Palavras e expressões como denegrir, criado-mudo, travestido, mulato, hombridade, meia tigela, nas coxas não têm tido direito à ampla defesa e ao contraditório; seus advogados, no caso, os etimólogos e os lexicólogos, têm sustentado em vão que algumas dessas palavras e expressões jamais tiveram origem em preconceitos de raça, gênero ou orientação sexual, assim como outras, que até podem ter tido tal origem, não carregam mais o significado ou a conotação discriminatória original há séculos e que, portanto, ninguém mais as emprega em sentido pejorativo ou ofensivo. Os especialistas na história e na semântica das palavras simplesmente não são ouvidos; por vezes, são até alvo de acusações vazias e desprovidas de fundamento, como a de que estariam a serviço da burguesia opressora e da “zelite dominante”.

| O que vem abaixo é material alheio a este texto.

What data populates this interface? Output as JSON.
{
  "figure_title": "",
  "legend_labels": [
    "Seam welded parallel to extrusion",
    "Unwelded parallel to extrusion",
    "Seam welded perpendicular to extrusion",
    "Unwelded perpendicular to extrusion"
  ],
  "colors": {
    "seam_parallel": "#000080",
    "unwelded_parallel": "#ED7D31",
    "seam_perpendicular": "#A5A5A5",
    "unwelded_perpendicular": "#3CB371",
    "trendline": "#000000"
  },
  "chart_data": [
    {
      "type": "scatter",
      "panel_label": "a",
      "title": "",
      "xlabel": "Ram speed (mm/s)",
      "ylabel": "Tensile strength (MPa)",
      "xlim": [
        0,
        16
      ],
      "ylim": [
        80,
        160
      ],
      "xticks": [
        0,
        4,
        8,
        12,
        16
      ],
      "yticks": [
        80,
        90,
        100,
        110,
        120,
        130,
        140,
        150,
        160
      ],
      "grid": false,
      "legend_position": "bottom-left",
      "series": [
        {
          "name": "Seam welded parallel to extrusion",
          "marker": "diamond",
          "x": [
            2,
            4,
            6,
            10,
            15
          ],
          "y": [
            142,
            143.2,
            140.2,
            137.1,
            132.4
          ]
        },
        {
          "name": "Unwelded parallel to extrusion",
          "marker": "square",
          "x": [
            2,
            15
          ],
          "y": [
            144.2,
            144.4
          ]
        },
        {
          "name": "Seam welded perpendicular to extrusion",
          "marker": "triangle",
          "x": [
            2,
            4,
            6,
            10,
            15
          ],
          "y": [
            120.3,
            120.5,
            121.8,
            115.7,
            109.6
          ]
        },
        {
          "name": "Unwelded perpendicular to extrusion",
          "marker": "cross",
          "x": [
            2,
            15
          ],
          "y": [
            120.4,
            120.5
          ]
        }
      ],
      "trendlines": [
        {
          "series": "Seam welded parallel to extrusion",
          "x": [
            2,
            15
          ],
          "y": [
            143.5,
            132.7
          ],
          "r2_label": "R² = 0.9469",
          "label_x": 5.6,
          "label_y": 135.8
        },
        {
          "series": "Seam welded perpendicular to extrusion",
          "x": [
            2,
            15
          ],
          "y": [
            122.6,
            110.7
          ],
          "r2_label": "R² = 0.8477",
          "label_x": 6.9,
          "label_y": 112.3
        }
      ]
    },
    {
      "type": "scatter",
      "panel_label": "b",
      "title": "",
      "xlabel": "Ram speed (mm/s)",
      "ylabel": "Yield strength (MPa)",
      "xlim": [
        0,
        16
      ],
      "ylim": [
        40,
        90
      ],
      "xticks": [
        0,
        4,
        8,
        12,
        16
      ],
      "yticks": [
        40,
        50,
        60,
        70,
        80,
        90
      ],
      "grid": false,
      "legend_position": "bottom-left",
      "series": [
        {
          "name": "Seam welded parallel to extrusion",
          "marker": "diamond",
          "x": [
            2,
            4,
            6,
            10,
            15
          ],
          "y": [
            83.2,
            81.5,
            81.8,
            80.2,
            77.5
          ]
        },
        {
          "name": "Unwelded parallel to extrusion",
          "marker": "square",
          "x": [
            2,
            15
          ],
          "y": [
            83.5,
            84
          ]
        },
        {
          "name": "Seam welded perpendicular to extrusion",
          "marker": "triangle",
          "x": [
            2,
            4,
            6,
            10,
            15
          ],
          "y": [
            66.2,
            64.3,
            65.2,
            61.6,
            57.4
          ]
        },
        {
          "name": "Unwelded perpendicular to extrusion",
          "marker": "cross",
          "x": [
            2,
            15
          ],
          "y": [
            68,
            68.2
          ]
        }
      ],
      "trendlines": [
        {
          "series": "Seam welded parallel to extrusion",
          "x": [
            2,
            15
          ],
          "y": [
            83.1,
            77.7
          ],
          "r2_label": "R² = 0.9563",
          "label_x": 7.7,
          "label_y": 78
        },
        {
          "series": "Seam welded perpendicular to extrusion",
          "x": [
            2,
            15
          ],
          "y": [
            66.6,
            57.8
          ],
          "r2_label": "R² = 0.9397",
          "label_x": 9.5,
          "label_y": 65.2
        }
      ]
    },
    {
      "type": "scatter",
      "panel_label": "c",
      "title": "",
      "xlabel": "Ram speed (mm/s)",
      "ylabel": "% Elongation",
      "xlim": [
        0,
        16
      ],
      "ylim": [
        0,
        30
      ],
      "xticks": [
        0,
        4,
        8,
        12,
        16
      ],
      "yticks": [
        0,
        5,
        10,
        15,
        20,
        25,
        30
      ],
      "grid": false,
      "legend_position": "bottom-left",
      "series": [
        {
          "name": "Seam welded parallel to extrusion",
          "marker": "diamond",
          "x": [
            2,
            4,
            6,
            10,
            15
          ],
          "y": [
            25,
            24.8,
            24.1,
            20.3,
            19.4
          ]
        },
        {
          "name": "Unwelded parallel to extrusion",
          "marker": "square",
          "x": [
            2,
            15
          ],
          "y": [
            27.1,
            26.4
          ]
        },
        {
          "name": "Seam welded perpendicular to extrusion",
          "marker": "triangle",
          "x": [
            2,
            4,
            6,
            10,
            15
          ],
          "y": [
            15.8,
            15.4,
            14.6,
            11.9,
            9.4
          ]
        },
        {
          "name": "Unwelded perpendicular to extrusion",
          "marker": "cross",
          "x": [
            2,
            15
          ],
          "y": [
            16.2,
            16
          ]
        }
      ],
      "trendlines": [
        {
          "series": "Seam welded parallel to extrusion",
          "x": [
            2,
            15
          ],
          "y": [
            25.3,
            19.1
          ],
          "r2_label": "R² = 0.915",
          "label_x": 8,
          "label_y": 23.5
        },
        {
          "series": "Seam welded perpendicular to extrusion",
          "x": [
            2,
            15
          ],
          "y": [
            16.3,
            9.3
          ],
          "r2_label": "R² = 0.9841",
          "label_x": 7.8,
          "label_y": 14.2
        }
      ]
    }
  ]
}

Em segundo lugar, não tem sido concedido a tais vocábulos e locuções o direito à presunção de inocência, o benefício da dúvida, o in dubio, pro reo do Direito romano. Uma vez acusadas pelo tribunal identitário, são imediatamente declaradas culpadas, mesmo sem provas conclusivas. E é preciso dizer que, na pesquisa etimológica, em que os vestígios da história de uma palavra não raro são apagados pelo tempo, em muitos casos não há como provar nem que um certo termo tenha origem discriminatória nem que não tenha. E é aí que entra o benefício da dúvida, a presunção de inocência. Parece que em julgamentos justiceiros e não justos, é preferível condenar o inocente a absolver um possível culpado: in dubio, contra reo.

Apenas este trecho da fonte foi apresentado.